Jornalista da BBC enganou Diana para obter entrevista

Um jornalista da BBC teve um “comportamento desonesto” para garantir uma entrevista com a princesa Diana em 1995, numa “violação grave” das normas da emissora britânica, conclui um inquérito independente, solicitado pelo veículo de comunicação, cujo relatório final foi divulgado nesta quinta-feira (20/05).

A entrevista, na qual Diana fez pela primeira vez comentários públicos e francos sobre seu casamento fracassado, foi vista por milhões de telespectadores em todo o mundo e abalou a monarquia. Foi nela que a então princesa declarou que “éramos três neste casamento” – referindo-se ao relacionamento do príncipe Charles com Camilla Parker-Bowles.

O relatório do inquérito afirma que o jornalista Martin Bashir “agiu de forma inadequada e violou gravemente” as diretrizes internas da BBC. Também conclui que a emissora de ter ficado aquém dos “elevados padrões de integridade e transparência que são sua marca registrada” em sua resposta sobre as alegações.

Chefiado pelo juiz aposentado John Dyson, o inquérito foi aberto em novembro após o irmão de Diana, Charles Spencer, afirmar que Bashir usou documentos falsos e outras manobras para persuadir a princesa a aceitar dar a entrevista. Spencer alegou que Bashir mostrou extratos bancários falsos relacionados ao ex-secretário particular da irmã e a outro ex-membro da família real com o objetivo de obter acesso à princesa.

O jornalista teria pedido para um designer gráfico da BBC falsificar extratos bancários para a dar a impressão que pessoas próximas à família da princesa estariam vendendo informações sobre ela a jornais. Spencer também disse que Bashir chegou a convencer Diana de que ela havia sido grampeada pelos serviços de segurança.

Pedidos de desculpas

Após a divulgação do relatório, o presidente da BBC, Richard Sharp, disse que a emissora aceita as conclusões da investigação, acrescentando que “houve falhas inaceitáveis”.

Já John Birt, diretor-geral da emissora na época da entrevista, que foi transmitida no âmbito do programa de reportagens “Panorama”, pediu desculpas a Spencer num comunicado. “Agora sabemos que a BBC abrigou um repórter desonesto no ‘Panorama’ que inventou um testemunho elaborado e detalhado, mas totalmente falso, das suas relações com o conde Spencer e a princesa Diana”, disse.

No comunicado, Birt lamentou ainda que tenha levado 25 anos para que a verdade viesse à tona. Uma investigação interna anterior sobre o caso havia concluído que o jornalista não tinha cometidos erros. O relatório do recente inquérito, ressalta, porém, que essa investigação “foi falha e lamentavelmente ineficaz”.

Bashir, de 58 anos, que era o editor de religião da BBC News, deixou a emissora na semana passada por motivos de saúde, na sequência de complicações da covid-19. O anúncio de sua saída da rede foi feito horas depois de Dyson ter entregue o relatório final à chefia da BBC. O jornalista pediu desculpas, mas disse não acreditar que as declarações falsas levaram Diana a dar a entrevista.

Críticas dos filhos de Diana

Em declaração após o anúncio das conclusões da investigação, o príncipe William, segundo na linha de sucessão do trono britânico, acusou a BBC de ter contribuído “significativamente para o medo, isolamento e paranoia” sofridos por sua mãe nos últimos anos da sua vida.

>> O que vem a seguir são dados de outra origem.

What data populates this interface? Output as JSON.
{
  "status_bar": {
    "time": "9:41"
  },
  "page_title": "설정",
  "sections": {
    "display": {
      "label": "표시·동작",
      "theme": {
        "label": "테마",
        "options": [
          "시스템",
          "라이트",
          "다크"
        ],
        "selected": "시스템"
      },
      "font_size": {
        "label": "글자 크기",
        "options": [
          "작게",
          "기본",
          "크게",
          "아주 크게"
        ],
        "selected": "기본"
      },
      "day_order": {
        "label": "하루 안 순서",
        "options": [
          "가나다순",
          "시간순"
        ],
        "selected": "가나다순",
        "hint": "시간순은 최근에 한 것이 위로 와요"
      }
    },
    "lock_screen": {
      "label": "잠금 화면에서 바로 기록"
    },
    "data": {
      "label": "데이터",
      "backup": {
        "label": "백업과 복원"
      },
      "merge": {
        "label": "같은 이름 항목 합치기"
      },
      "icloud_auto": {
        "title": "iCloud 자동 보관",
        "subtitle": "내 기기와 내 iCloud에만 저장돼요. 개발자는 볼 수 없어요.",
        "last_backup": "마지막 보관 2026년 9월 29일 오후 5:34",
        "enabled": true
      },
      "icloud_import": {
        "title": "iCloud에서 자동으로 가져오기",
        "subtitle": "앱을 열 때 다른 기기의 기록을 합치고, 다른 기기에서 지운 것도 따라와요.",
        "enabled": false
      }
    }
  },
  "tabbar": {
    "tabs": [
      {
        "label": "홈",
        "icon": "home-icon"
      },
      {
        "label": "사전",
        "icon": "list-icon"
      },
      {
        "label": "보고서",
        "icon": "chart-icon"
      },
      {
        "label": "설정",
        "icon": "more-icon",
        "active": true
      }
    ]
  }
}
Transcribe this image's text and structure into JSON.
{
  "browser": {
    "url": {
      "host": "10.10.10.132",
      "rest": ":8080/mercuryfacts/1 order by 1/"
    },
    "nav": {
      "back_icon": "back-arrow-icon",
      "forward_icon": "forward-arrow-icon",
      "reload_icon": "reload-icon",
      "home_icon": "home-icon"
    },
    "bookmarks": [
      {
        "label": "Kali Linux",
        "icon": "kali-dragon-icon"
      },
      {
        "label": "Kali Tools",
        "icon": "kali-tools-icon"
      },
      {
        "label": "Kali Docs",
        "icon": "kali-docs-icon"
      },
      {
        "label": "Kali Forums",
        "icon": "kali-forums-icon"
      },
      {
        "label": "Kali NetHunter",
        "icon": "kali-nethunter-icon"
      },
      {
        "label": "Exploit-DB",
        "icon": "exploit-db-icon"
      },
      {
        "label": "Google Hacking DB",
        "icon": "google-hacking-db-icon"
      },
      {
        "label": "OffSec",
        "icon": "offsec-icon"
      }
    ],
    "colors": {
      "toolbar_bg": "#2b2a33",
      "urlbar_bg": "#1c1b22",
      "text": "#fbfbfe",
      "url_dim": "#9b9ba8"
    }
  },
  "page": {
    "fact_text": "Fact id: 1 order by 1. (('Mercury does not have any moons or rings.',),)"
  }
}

Numa declaração divulgada nas redes sociais, o primogênito do príncipe herdeiro, Charles, disse também que a entrevista foi um fator importante no afastamento dos seus pais, que estavam separados, mas não divorciados. Ele criticou ainda a emissora por sua “terrível incompetência” ao investigar a forma como Bashir obteve a entrevista, e subsequentemente encobriu as suas conclusões.

Sem citar diretamente à BBC, o seu irmão mais novo, o príncipe Harry, divulgou uma declaração na qual denuncia que os “efeitos cascata de uma cultura de exploração e práticas antiéticas acabaram por levar a vida” da sua mãe, Diana.

Henry considerou que o relatório “é o primeiro passo para a justiça e a verdade”, mas mostrou-se preocupado por “estas práticas, e ainda piores, estarem hoje generalizadas” na imprensa britânica em geral.